At this point, they still need to take tissue samples, or specifically coral pieces to achieve this. However, the team is now working on a gentler method that involves a swab that is as harmless as the cheek swabs used in humans. It nevertheless stresses the animal measurably.
Lemer is also developing methods to extract genetic material from old collections at LIB: “Understanding how species used to react to past environmental changes helps us to better predict what they lack today and what might help them tomorrow.”

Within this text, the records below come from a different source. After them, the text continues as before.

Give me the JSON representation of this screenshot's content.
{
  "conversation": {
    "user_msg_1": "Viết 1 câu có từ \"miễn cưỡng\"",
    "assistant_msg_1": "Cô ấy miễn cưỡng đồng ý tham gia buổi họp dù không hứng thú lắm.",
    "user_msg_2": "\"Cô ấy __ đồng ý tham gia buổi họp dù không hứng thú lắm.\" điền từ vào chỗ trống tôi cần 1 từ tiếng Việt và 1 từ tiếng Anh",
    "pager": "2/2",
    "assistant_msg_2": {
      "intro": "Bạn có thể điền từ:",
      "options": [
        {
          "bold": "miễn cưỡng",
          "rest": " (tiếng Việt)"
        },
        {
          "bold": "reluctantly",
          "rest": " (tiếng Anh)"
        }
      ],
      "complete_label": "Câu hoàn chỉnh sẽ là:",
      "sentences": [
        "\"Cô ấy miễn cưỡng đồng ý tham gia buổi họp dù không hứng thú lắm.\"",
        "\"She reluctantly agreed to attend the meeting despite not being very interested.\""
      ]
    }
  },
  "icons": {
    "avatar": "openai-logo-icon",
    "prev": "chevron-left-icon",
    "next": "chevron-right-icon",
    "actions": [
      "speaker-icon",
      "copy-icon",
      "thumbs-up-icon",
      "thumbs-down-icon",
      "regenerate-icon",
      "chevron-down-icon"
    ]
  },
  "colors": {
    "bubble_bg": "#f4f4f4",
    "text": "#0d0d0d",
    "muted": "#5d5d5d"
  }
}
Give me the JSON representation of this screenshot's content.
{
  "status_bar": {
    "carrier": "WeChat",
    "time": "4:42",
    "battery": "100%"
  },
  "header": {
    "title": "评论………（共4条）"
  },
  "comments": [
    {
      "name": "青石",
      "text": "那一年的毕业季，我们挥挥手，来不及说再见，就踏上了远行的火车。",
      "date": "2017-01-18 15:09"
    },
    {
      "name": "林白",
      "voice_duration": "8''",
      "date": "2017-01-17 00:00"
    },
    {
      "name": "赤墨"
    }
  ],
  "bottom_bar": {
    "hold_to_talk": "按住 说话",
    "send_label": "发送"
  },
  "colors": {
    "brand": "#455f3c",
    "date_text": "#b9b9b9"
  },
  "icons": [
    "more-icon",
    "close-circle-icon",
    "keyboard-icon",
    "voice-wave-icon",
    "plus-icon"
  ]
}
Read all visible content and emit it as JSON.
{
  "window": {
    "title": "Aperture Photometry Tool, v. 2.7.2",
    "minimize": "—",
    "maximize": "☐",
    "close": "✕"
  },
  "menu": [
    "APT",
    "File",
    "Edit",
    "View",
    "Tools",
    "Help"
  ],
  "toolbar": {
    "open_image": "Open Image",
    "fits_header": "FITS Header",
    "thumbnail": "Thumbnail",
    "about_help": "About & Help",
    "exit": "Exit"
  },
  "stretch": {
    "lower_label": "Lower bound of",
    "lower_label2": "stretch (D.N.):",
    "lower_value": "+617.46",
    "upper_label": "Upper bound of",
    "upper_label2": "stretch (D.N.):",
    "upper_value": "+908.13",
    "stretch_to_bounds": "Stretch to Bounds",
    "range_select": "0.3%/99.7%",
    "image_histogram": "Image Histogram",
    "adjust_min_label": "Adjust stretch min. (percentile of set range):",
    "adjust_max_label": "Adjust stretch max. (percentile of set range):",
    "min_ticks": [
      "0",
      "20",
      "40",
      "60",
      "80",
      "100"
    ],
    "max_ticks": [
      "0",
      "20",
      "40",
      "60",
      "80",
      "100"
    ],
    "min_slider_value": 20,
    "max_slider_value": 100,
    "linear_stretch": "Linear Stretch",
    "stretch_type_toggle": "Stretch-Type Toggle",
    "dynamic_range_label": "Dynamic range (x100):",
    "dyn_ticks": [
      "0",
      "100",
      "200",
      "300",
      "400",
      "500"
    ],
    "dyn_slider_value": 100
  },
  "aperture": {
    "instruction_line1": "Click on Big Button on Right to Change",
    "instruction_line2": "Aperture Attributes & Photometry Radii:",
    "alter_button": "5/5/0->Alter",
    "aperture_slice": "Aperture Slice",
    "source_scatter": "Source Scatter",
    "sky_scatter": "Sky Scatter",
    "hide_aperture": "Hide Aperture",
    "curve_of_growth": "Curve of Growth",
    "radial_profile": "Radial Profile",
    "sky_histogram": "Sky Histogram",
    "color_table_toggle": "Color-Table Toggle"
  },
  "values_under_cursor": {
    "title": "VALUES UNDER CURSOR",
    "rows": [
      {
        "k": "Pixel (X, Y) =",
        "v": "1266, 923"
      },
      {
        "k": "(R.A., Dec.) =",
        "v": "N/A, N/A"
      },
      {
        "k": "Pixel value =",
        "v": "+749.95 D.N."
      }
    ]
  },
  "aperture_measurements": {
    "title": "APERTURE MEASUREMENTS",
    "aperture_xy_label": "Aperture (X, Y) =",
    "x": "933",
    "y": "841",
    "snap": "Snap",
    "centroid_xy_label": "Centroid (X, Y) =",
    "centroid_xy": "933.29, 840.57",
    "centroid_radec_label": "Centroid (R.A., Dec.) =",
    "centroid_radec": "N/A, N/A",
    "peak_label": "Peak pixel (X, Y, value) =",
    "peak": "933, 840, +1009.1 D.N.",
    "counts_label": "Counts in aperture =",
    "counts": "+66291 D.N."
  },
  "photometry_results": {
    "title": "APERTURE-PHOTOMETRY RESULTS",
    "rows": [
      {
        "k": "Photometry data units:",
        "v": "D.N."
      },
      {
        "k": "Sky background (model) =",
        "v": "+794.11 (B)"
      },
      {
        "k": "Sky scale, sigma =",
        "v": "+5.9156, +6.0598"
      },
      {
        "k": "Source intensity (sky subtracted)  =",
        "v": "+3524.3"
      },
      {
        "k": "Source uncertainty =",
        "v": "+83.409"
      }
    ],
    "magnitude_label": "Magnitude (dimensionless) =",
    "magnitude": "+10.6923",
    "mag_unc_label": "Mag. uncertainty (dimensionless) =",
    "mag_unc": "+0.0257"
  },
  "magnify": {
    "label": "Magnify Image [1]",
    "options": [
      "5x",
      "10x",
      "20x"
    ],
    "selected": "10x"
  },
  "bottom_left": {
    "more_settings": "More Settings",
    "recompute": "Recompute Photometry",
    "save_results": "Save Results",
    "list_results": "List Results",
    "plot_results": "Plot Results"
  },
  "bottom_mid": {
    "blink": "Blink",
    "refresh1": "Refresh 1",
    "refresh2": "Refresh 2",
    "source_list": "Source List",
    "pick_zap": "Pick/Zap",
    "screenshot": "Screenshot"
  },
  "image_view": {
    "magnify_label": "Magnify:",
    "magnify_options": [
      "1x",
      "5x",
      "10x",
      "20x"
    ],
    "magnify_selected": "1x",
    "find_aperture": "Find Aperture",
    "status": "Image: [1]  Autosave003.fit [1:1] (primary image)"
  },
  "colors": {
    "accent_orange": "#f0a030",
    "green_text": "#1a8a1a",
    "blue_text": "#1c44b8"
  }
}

The work of Eva Meyers, Nancy Mercado Salas, and Sarah Lemer demonstrates the multifaceted nature of marine biodiversity conservation. In this context, we can see particularly well how long-standing knowledge can be combined with modern technologies to make the invisible visible before it can disappear.
Putting it simply:
Genetic diversity
Genetic diversity enables species to adapt to changing environmental conditions and survive in the long term. Greater genetic diversity equals a higher probability of individual organisms with genes that promote resilience.